For Bai Qiangguo, 53, life on the wind-blown plains of central Ningxia Hui autonomous region was like being frozen in time: the use of excessive pesticides and fertilizers to farm the reluctant land took its toll on the little fertility there is in the soil. The land became sandier and sandier, increasingly prone to dust storms.
But science is bringing the cycle to an end and giving farmers a harvest for the future.
"Now I work on the land during the day, and use the Internet to sell my wolfberries in the evening," Bai Qiangguo said. "I never thought I would have anything to do with high technology."
Bai and the other farmers who benefited from wolfberry planting technology in Ningxia are only a part of a much more ambitious plan of the government to boost agriculture through technology.

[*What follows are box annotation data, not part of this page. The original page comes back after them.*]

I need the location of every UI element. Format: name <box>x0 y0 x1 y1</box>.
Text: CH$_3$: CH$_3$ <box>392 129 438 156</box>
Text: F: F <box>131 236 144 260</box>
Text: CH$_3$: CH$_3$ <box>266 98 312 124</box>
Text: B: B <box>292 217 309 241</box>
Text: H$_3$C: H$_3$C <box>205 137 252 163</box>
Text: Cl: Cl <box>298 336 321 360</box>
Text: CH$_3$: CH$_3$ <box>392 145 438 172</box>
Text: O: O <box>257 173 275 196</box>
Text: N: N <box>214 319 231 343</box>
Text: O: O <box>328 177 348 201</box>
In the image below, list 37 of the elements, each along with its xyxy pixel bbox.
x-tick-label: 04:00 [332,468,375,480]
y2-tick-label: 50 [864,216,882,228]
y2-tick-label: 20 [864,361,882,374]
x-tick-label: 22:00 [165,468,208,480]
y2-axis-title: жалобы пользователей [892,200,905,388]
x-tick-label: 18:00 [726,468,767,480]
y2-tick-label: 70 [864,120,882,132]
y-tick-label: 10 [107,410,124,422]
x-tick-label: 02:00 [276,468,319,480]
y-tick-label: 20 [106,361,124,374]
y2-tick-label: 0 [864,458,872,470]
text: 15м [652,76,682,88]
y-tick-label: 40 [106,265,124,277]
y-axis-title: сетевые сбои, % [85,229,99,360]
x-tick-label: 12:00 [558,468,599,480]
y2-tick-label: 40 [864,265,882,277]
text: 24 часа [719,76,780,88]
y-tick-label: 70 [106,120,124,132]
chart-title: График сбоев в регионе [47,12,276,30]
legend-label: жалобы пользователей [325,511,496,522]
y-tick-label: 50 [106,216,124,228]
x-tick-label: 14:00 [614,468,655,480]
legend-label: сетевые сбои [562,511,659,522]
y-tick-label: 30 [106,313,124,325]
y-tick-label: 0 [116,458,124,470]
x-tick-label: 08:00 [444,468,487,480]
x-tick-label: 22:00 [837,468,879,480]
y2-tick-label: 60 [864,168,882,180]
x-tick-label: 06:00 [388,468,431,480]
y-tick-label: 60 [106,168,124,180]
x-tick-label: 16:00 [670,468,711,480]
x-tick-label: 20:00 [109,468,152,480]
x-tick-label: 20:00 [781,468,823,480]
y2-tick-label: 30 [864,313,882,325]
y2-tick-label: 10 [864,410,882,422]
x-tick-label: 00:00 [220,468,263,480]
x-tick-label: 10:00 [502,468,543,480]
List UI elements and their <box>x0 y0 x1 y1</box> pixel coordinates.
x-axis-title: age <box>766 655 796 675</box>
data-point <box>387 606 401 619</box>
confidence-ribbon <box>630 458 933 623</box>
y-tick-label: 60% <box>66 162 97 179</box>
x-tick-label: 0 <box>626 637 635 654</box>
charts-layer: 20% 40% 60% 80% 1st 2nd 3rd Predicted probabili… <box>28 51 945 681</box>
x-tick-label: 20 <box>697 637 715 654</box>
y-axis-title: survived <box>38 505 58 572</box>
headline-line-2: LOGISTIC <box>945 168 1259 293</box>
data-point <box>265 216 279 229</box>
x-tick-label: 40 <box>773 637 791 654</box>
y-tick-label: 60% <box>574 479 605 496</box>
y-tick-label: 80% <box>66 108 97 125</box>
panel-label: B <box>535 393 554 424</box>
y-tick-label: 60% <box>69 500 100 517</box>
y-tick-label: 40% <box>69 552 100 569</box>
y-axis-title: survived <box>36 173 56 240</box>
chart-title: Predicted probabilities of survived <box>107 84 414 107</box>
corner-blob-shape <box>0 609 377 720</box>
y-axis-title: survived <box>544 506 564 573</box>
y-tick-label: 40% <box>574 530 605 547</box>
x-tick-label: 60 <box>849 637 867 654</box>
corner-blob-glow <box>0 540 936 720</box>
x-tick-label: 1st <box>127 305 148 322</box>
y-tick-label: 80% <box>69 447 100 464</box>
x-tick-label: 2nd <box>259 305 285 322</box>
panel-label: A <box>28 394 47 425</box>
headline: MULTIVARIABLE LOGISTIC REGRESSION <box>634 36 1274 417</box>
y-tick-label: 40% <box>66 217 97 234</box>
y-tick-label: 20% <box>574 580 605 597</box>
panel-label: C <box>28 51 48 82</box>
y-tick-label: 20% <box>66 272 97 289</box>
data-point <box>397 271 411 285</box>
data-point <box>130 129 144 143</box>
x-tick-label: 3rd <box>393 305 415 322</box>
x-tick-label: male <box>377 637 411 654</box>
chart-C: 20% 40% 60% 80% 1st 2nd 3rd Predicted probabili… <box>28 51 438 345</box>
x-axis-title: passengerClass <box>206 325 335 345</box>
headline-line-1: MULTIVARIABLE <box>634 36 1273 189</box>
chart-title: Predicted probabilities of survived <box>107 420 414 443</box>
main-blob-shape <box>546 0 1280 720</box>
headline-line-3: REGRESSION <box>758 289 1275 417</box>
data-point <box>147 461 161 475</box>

"If we bring technology into agriculture in the Ningxia Hui autonomous region, one of the country's poorest rural regions, we can do it in any region in China," Zhang Laiwu, vice-minister of science and technology, told China Daily.
This does not mean just adding new technology into crop planting, or to replacing labor with machines.
Instead, it is a more complex systematic reform: farmers working in commercialized farms, using high-tech equipment to improve both production and quality of the crop. On top of this, the entire community will benefit through the processing industry, logistics, and financial services system. The result will be that skilled talent will be attracted to agriculture.
"The essential factors in traditional agriculture include land, natural resources, like water and labor. But now we will integrate new productive factors like technology, modern management theory and social services," he said.
Although the methods of industrial agriculture, such as techniques for achieving economies of scale in production, are common in developed economies and increasingly prevalent worldwide, China's agriculture remained "old-fashioned", Zhang said.
According to the National Bureau of Statistics, the per capita disposable income of urban residents was 21,810 yuan ($3,520) in 2011, three times the rural per capita income of 6,977 yuan in the same year.
"The gap is much larger than the global average," Zhang said.
To make things worse, more and more farmers are leaving their land for the cities, causing labor shortages in rural areas. In 2012, China had 262.61 million migrant workers, according to the bureau.
"The most important thing is to train farmers who are capable of making money from agriculture," Zhang said.
Between 2009 and 2012, the ministry sent 240,800 science and technology specialists to rural regions.
Zhang Shengming, 48, was one.
In 2007, Zhang contracted 13.3 hectares of land in Ningxia for wolfberry plating.
He found that pesticide and fertilizer abuse was common.
Zhang established a group of farmers who set strict restrictions on the use of pesticide and fertilizers. It soon attracted 537 households.
By 2012, the number of households planting wolfberries in the town had increased from 80 (in 2007) to 1,050, producing a yearly income of 6,350 yuan per person.
The specialists, distributed in 31 provinces, municipalities and autonomous regions, set up 8,401 agriculture-related businesses by the end of 2011, covering 57.56 million people in rural areas.
They managed to achieve 2.68 billion yuan in profit, according to the Ministry of Science and Technology.
Zhang also launched projects to build agricultural science and technology parks nationwide.
Since 2001, 73 agricultural science and technology parks have been built, and these help train farmers in the most modern and productive methods of farming.
"The parks are like the headquarters of our agriculture industry - they combine each link on the industrial chain, from R&D to products, and cultivate more agricultural talent for us," Zhang said.
The National Agricultural Science and Technology Zone of the Yellow River Delta (Bin Zhou), located in Shandong province, is an example for the integration of technology and agriculture.
In April, four digital "jackstraws" were installed on an experimental plot in the zone. The "jackstraw", a robot based on the Internet of Things technology, inspects the status of crops and sends the information back to the user's cellphone.
"This means you can sit in your couch and farm the field via your cellphone," Zhang said.